Google's decision to censor its site more broadly in response to Europeans' requests to delete information about themselves sets a dangerous precedent, the digital rights group Center for Democracy & Technology says.
"We fear that in countries that engage in more severe online censorship and routinely restrict access to information, governments will demand that their censorship laws should be applied to global domains when accessed from their countries," writes Jens-Henrik Jeppesen, CDT's European affairs director.
He adds that this prospect could harm dissidents and other reformers who want to use the Web to advance democracy. "If this approach becomes standard practice for Internet companies, it will also serve as a barrier for new entrants to the online search and content-hosting business, as individual speakers and small businesses would struggle to implement geo-targeted availability of content based on several hundred countries’ laws," he writes.
Jeppesen's commentary comes in response to news that Google will now respond to some EU residents' requests to delete information by blocking Europeans from accessing search results.
Google will determine users' countries by their IP addresses -- a system that is far from foolproof. Netflix, for one, also tries to prevent people in some countries from accessing videos, but Netflix users have been able to circumvent the geo-blocking by connecting to the Web via virtual private networks.
Google's move, which came to light this week, marks an obvious attempt by the company to compromise with European privacy regulators, who have been pressing the company to broaden the "right to be forgotten" by censoring search results worldwide.

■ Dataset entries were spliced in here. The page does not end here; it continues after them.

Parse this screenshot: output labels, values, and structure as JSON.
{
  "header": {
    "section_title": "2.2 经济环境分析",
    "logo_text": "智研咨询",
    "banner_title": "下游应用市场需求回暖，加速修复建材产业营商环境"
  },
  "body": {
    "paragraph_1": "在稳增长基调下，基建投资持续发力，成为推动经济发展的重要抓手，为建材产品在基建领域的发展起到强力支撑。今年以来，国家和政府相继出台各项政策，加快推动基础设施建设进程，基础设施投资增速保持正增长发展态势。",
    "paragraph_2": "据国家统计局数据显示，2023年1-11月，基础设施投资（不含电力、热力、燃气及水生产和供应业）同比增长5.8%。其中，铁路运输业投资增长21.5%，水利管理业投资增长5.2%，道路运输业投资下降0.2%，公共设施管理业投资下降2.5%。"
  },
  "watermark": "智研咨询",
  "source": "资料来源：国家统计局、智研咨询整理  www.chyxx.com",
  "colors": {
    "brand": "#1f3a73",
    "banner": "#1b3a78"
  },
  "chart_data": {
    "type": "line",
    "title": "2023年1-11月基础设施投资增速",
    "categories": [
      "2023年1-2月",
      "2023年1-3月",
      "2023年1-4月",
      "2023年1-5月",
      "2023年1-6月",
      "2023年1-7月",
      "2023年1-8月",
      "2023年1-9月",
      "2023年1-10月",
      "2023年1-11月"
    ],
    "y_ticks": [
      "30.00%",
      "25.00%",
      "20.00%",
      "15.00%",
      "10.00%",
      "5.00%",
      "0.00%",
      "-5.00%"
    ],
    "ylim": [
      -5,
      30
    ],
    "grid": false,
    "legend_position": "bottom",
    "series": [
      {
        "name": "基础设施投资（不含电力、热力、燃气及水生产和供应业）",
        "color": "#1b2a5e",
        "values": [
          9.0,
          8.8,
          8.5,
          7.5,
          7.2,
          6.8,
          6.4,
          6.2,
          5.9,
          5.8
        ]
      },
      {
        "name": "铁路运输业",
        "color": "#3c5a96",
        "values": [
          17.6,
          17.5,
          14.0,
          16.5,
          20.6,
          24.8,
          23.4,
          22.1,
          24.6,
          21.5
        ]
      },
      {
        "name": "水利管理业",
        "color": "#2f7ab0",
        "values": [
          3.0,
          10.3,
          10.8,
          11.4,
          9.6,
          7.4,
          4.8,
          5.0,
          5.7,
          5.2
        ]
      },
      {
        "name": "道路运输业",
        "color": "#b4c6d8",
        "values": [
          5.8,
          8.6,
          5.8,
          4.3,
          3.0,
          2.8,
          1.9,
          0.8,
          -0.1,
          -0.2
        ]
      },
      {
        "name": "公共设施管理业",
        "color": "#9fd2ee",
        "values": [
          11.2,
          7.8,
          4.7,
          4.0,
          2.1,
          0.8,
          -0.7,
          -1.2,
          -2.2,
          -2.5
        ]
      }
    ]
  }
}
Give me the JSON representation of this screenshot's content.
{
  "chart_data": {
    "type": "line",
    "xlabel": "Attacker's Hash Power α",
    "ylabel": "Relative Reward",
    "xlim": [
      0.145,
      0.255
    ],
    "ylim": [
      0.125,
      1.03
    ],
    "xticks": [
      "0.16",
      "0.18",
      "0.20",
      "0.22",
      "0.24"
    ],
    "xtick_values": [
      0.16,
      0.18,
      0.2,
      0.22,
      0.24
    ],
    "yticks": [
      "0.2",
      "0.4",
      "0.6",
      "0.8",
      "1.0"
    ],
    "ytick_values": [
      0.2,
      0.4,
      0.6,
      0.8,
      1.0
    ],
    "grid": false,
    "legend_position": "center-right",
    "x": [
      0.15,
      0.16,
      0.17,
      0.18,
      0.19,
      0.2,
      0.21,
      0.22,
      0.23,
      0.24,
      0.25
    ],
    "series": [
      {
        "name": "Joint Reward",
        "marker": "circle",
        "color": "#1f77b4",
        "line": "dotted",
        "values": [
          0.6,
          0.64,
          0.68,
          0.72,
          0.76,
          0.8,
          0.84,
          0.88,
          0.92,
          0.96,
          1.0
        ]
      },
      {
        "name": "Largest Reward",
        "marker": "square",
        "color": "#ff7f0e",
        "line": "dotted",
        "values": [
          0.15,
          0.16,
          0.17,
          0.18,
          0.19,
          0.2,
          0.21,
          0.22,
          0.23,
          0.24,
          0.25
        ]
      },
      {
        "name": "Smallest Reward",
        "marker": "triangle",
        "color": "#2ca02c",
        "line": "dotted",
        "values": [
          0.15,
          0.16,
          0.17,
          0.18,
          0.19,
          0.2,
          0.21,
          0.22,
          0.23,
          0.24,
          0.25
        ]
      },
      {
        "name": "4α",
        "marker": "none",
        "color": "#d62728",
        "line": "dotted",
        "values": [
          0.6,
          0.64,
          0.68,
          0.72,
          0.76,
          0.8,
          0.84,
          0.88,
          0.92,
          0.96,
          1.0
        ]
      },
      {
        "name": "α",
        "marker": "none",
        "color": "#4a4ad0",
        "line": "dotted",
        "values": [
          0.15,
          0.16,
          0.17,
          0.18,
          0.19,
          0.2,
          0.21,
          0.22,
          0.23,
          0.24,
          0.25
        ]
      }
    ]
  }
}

The development marks the newest twist in the company's long-running conflict with European officials over privacy. In 2014, Europe's highest court ruled that Google and other search engines must allow residents of European countries to delete links to certain embarrassing information about themselves from search results.
That decision empowers EU residents to ask Google to remove links to news articles, social media posts, and other material, but doesn't require Google to automatically grant those requests. Instead, Google is supposed to weigh people's rights to privacy against the public interest in the information.
The European court's ruling only affects search engines, and not the original source of the information. In some cases, Google has removed links to old news articles, but the original pieces are still available on sites like BBC.com and TheGuardian.com.
Last June, France's data protection unit, CNIL, said Google must remove links from all of its results pages -- including Google.com in the U.S. -- and not just pages geared for European countries, like Google.fr.
The French authorities gave Google 15 days to comply or face the possibility of a $340,000 fine.
Google initially pushed back, arguing that allowing one country to censor the Web worldwide would result in a "race to the bottom."
"In the end, the Internet would only be as free as the world’s least free place," global privacy counsel Peter Fleischer said, noting that content that is legal in one country might be illegal in another. "Thailand criminalizes some speech that is critical of its King, Turkey criminalizes some speech that is critical of Ataturk, and Russia outlaws some speech that is deemed to be 'gay propaganda.'"
In September, France's data regulator rejected the company's appeal, potentially setting up a new court battle between Google and privacy regulators.
That battle could still occur, given that EU privacy officials haven't yet indicated whether they'll accept Google's partial concession.